Configure Hook using SageMaker Python SDK¶

After you make the changes to your training script, you can configure the hook with parameters to the SageMaker Debugger API operation, DebuggerHookConfig.

from sagemaker.debugger import DebuggerHookConfig

collection_configs=[
    CollectionConfig(name="tensor_collection_1")
    CollectionConfig(name="tensor_collection_2")
    ...
    CollectionConfig(name="tensor_collection_n")
]

hook_config = DebuggerHookConfig(
    s3_output_path='s3://smdebug-dev-demo-pdx/mnist',
    collection_configs=collection_configs,
    hook_parameters={
       "parameter": "value"
    }
)

Path to SMDebug artifacts¶

To create an SMDebug trial object, you need to know where the SMDebug artifacts are saved.

1. For SageMaker training jobs¶

When running a SageMaker job, SMDebug artifacts are saved to Amazon S3. SageMaker saves data from your training job to a local path of the training container and uploads them to an S3 bucket of your account. When you start a SageMaker training job with the python SDK, you can set the path using the parameter s3_output_path of the DebuggerHookConfig object. If you don’t specify the path, SageMaker automatically sets the output path to your default S3 bucket.

Example

from sagemaker.debugger import CollectionConfig, DebuggerHookConfig

collection_configs=[
    CollectionConfig(name="weights"),
    CollectionConfig(name="gradients")
]

debugger_hook_config=DebuggerHookConfig(
  s3_output_path="specify-your-s3-bucket-uri"  # Optional
  collection_configs=collection_configs
)

For more information, see Configure Debugger Hook to Save Tensors in the Amazon SageMaker Developer Guide.

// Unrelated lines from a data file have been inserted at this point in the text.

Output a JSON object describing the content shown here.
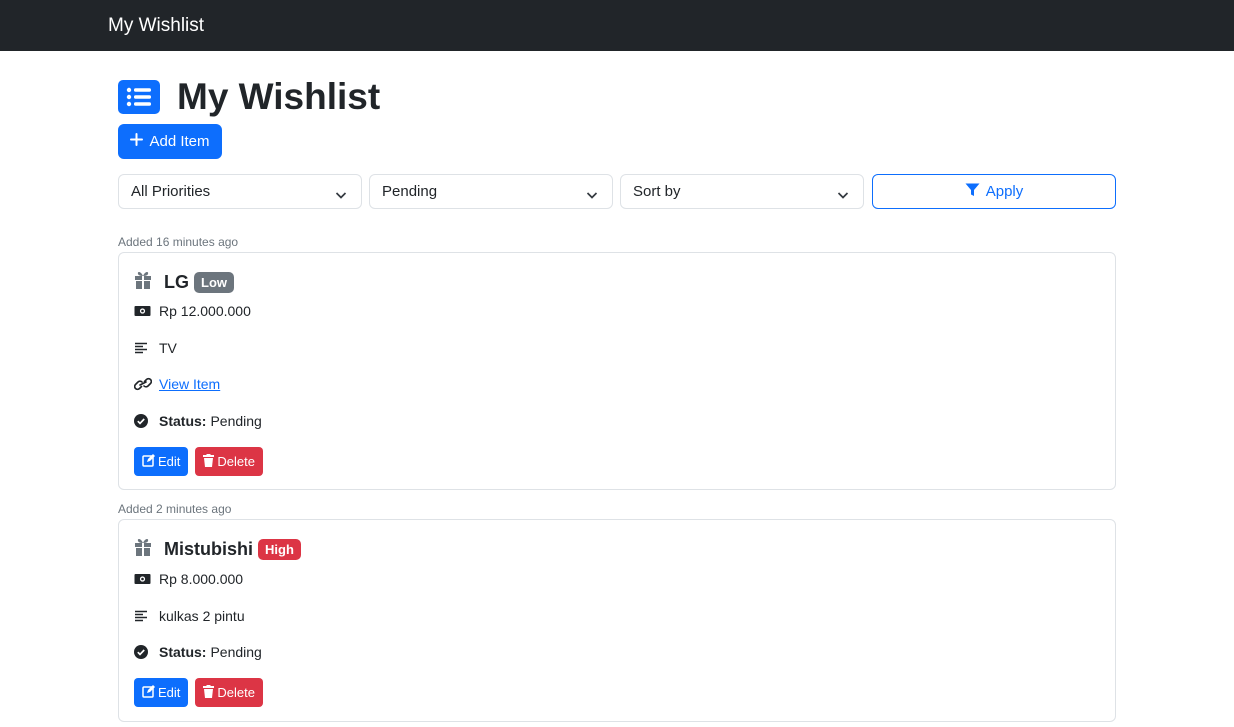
{
  "navbar": {
    "brand": "My Wishlist"
  },
  "page": {
    "title": "My Wishlist",
    "add_button_label": "Add Item"
  },
  "filters": {
    "priority": "All Priorities",
    "status": "Pending",
    "sort": "Sort by",
    "apply_label": "Apply"
  },
  "items": [
    {
      "added": "Added 16 minutes ago",
      "name": "LG",
      "priority": "Low",
      "priority_color": "#6c757d",
      "price": "Rp 12.000.000",
      "description": "TV",
      "link_label": "View Item",
      "status_label": "Status:",
      "status": "Pending",
      "edit_label": "Edit",
      "delete_label": "Delete"
    },
    {
      "added": "Added 2 minutes ago",
      "name": "Mistubishi",
      "priority": "High",
      "priority_color": "#dc3545",
      "price": "Rp 8.000.000",
      "description": "kulkas 2 pintu",
      "status_label": "Status:",
      "status": "Pending",
      "edit_label": "Edit",
      "delete_label": "Delete"
    }
  ],
  "colors": {
    "navbar": "#212529",
    "primary": "#0d6efd",
    "danger": "#dc3545",
    "secondary": "#6c757d"
  }
}
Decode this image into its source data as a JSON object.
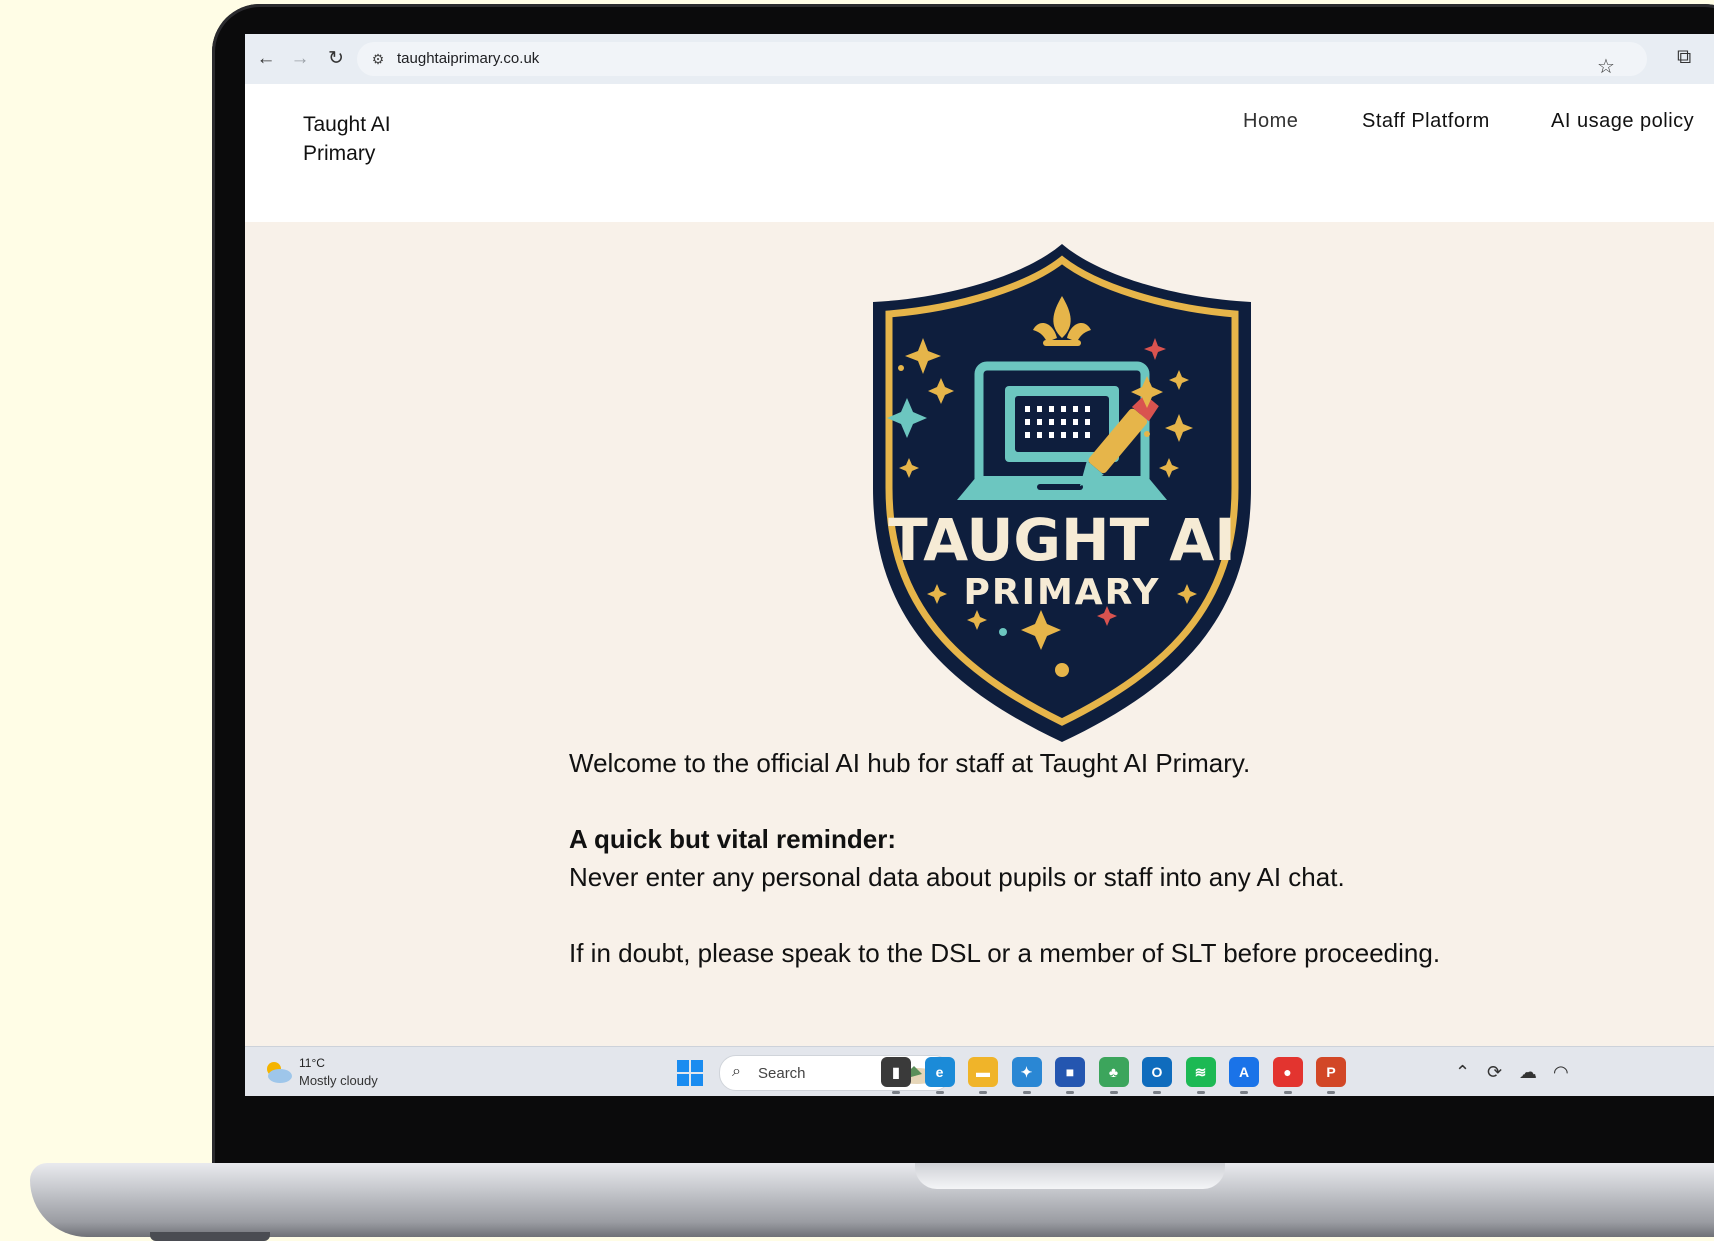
{
  "browser": {
    "url": "taughtaiprimary.co.uk",
    "back": "←",
    "forward": "→",
    "reload": "↻"
  },
  "site": {
    "title": "Taught AI Primary",
    "nav": [
      "Home",
      "Staff Platform",
      "AI usage policy"
    ]
  },
  "crest": {
    "line1": "TAUGHT AI",
    "line2": "PRIMARY",
    "colors": {
      "navy": "#0e1e3d",
      "gold": "#e6b54a",
      "teal": "#6cc6c0",
      "red": "#d9534f"
    }
  },
  "content": {
    "welcome": "Welcome to the official AI hub for staff at Taught AI Primary.",
    "reminder_heading": "A quick but vital reminder:",
    "reminder_text": "Never enter any personal data about pupils or staff into any AI chat.",
    "doubt_text": "If in doubt, please speak to the DSL or a member of SLT before proceeding."
  },
  "taskbar": {
    "weather_temp": "11°C",
    "weather_condition": "Mostly cloudy",
    "search_placeholder": "Search",
    "apps": [
      {
        "name": "task-view",
        "glyph": "▮",
        "color": "#3a3a3a"
      },
      {
        "name": "edge",
        "glyph": "e",
        "color": "#1b8bd8"
      },
      {
        "name": "file-explorer",
        "glyph": "▬",
        "color": "#f0b429"
      },
      {
        "name": "copilot-pre",
        "glyph": "✦",
        "color": "#2a87d4"
      },
      {
        "name": "microsoft-store",
        "glyph": "■",
        "color": "#2456b0"
      },
      {
        "name": "photos-app",
        "glyph": "♣",
        "color": "#3ca55c"
      },
      {
        "name": "outlook",
        "glyph": "O",
        "color": "#0f6cbd"
      },
      {
        "name": "spotify",
        "glyph": "≋",
        "color": "#1db954"
      },
      {
        "name": "azure-app",
        "glyph": "A",
        "color": "#1a73e8"
      },
      {
        "name": "chrome",
        "glyph": "●",
        "color": "#e3342f"
      },
      {
        "name": "powerpoint",
        "glyph": "P",
        "color": "#d24726"
      }
    ]
  }
}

2. For non-SageMaker training jobs¶

If you are running a training job outside SageMaker, this is the path you pass as out_dir when you create an SMDebug Hook. When creating the hook, you can pass either a local path (for example, /home/ubuntu/smdebug_outputs/) or an S3 bucket path (for example, s3://bucket/prefix).

Hook Configuration Parameter Keys¶

The available hook_parameters keys are listed in the following. The meaning of these parameters will be clear as you review the sections of documentation below. Note that all parameters below have to be strings. So for any parameter which accepts a list (such as save_steps, reductions, include_regex), the value needs to be given as strings separated by a comma between them.

dry_run
save_all
include_workers
include_regex
reductions
save_raw_tensor
save_shape
save_interval
save_steps
start_step
end_step
train.save_interval
train.save_steps
train.start_step
train.end_step
eval.save_interval
eval.save_steps
eval.start_step
eval.end_step
predict.save_interval
predict.save_steps
predict.start_step
predict.end_step
global.save_interval
global.save_steps
global.start_step
global.end_step